Equity Office Properties Trust
2 North Riverside Plaza
Chicago IL, 60606
December 13, 2002
Mr. Jonathan G. Katz
U.S. Securities and Exchange Commission
450 Fifth Street, NW
Washington, DC 20549-0609
Re: Conditions for Use of Non-GAAP Financial Measures (File No. S7-43-02)
Dear Mr. Katz:
Equity Office Properties Trust ("EOP") is pleased to have the opportunity to respond to the Securities and Exchange Commission ("Commission") regarding the proposals set forth in Release No. 33-8145 and 34-46788 ("Releases"). EOP is a publicly traded real estate investment trust with total assets of $25.7 billion and an equity market capitalization of $13.0 billion as of September 30, 2002. Equity Office has a national office portfolio of 744 office buildings comprising 126.8 million square feet in 21 states and the District of Columbia.
EOP strongly supports the Commission's efforts to reform the use of non-GAAP financial measures by public companies. We agree with the need to improve the transparency and quality of public disclosures, including pro forma financial information. We agree with most of the Commission's proposals relating to the use of non-GAAP financial measures. However, EOP is concerned that one aspect of the proposals could be counterproductive to the interests of investors. Specifically EOP opposes the Commission's proposal that would prohibit the use of non-GAAP per share information in corporate earnings releases.
EOP supports the Commission's proposal that any non-GAAP financial measure must be reconciled with the comparable GAAP measure.
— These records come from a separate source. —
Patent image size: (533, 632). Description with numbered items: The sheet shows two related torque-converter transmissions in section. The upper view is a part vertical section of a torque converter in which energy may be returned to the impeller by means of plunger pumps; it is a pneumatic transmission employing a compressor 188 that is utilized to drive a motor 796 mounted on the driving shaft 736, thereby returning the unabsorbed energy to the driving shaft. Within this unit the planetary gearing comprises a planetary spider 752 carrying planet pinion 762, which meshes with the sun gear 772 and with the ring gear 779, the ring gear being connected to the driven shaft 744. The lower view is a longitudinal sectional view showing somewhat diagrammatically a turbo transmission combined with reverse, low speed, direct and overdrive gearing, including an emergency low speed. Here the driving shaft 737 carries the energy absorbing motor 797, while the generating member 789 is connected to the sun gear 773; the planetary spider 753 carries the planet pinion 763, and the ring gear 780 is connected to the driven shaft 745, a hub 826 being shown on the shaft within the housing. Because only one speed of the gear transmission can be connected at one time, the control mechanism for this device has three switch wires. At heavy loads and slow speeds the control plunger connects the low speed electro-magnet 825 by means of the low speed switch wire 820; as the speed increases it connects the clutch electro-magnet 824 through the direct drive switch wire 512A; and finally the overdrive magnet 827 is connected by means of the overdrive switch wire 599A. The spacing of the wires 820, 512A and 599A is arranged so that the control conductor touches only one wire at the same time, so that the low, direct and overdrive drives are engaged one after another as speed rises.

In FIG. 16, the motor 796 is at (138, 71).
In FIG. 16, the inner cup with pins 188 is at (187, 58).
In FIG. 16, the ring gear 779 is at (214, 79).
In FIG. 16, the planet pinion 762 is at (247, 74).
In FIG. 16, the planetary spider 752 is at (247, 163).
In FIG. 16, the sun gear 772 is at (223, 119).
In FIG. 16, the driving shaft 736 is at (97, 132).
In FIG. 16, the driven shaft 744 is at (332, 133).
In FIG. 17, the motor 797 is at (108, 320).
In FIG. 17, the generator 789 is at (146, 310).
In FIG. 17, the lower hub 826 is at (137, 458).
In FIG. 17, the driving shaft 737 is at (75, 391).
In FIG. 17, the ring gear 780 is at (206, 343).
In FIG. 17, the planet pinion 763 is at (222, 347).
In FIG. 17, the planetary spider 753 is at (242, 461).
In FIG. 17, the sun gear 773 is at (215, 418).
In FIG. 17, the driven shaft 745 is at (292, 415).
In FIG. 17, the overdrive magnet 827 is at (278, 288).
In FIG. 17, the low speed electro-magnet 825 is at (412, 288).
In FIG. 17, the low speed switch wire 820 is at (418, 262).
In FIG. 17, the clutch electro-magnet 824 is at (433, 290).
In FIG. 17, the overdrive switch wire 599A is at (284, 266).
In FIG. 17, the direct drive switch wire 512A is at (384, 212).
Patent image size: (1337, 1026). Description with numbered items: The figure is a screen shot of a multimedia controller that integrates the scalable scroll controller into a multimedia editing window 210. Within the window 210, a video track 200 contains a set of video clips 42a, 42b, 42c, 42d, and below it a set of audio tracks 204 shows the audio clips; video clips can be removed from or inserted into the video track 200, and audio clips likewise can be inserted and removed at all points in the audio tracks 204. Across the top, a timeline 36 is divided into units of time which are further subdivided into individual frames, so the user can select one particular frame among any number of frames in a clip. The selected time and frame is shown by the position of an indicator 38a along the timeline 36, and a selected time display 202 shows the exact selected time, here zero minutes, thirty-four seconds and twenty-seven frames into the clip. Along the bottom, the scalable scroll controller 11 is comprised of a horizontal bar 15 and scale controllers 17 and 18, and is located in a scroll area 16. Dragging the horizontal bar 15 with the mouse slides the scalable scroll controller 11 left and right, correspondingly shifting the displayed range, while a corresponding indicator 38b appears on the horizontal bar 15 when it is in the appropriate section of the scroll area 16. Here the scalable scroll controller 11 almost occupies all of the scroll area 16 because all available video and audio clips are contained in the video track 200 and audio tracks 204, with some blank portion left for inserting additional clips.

We also agree that any comparable GAAP measure must be presented with equal or greater prominence of the comparable non-GAAP measure.
We currently use a non-GAAP measure, Funds From Operations (FFO), as an important supplemental indicator of our company's operating profitability. We already reconcile this non-GAAP measure to GAAP net income and also include the following disclosure regarding FFO:
"Equity Office believes that FFO is helpful to investors as a measure of the performance of an equity REIT because along with cash flow from operating activities, investment activities and financing activities it provides investors with an indication of the ability of a company to incur and service debt, to make capital expenditures and fund other cash needs. Equity Office computes FFO in accordance with standards established by the National Association of Real Estate Investment Trusts ("NAREIT"), which may not be comparable to FFO reported by other REITs which do not define the term in accordance with the current NAREIT definition or that interpret the NAREIT definition differently than Equity Office. FFO does not represent cash generated from operations in accordance with GAAP nor does it represent cash available to pay distributions and it should not be considered as an alternative to net income determined in accordance with GAAP as an indication of Equity Office's financial performance or as an alternative to cash generated from operations, determined in accordance with GAAP, as a measure of Equity Office's liquidity, nor is it indicative of funds available to fund Equity Office's cash needs, including its ability to make cash distributions."
We believe that FFO, when taken together with GAAP measures is meaningful in helping investors evaluate our relative performance. We further believe that reporting FFO, as well as other non-GAAP measures, on only an absolute basis, without an accompanying per-share calculation, would be inappropriate since the issuance of shares or the repurchase of shares could affect the absolute measure. For example, EOP merged with another real estate investment trust in July of 2001 in a transaction where the consideration included a combination of cash, assumption of debt and issuance of shares. Absolute FFO for our company for the nine months ended 9/30/2002 increased by approximately $214.2 million or 23% compared to the nine months ended 9/30/2001. A substantial portion of the increase, however, was the result of this merger. The FFO increase on a fully diluted per share basis for that same period was only 2.5% (from $2.36 per share to $2.42 per share) after allowance for the effect additional shares issued in the merger. Allowing disclosure of non-GAAP measures in total dollar terms, while not allowing for these measures on a per share basis, will make the information less meaningful and more confusing, especially to a less sophisticated investor. Additionally, investors have advised us that they view these non-GAAP per-share measures, including Funds From Operations, as important supplemental indicators of a real estate company's operating profitability.
We recommend that the final rule allow per share reporting of non-GAAP measures and require that both the numerator (the non-GAAP measure) and the denominator (the applicable diluted number of shares) be reconciled to GAAP net income and the number of diluted shares used to calculate GAAP net income per share, respectively. This position agrees with the alternative suggested in "Questions regarding amendments to Item 10 of Regulation S-K, Item 10 of Regulation S-B and Form 20-F" of the Release.
Equity Office Properties Trust thanks the Commission for the opportunity to comment on this proposal. Please contact Marsha Williams, Chief Financial Officer (312-466-4339) or Steve Briggs, Chief Accounting Officer (312-466-3398) if you have any questions regarding this letter.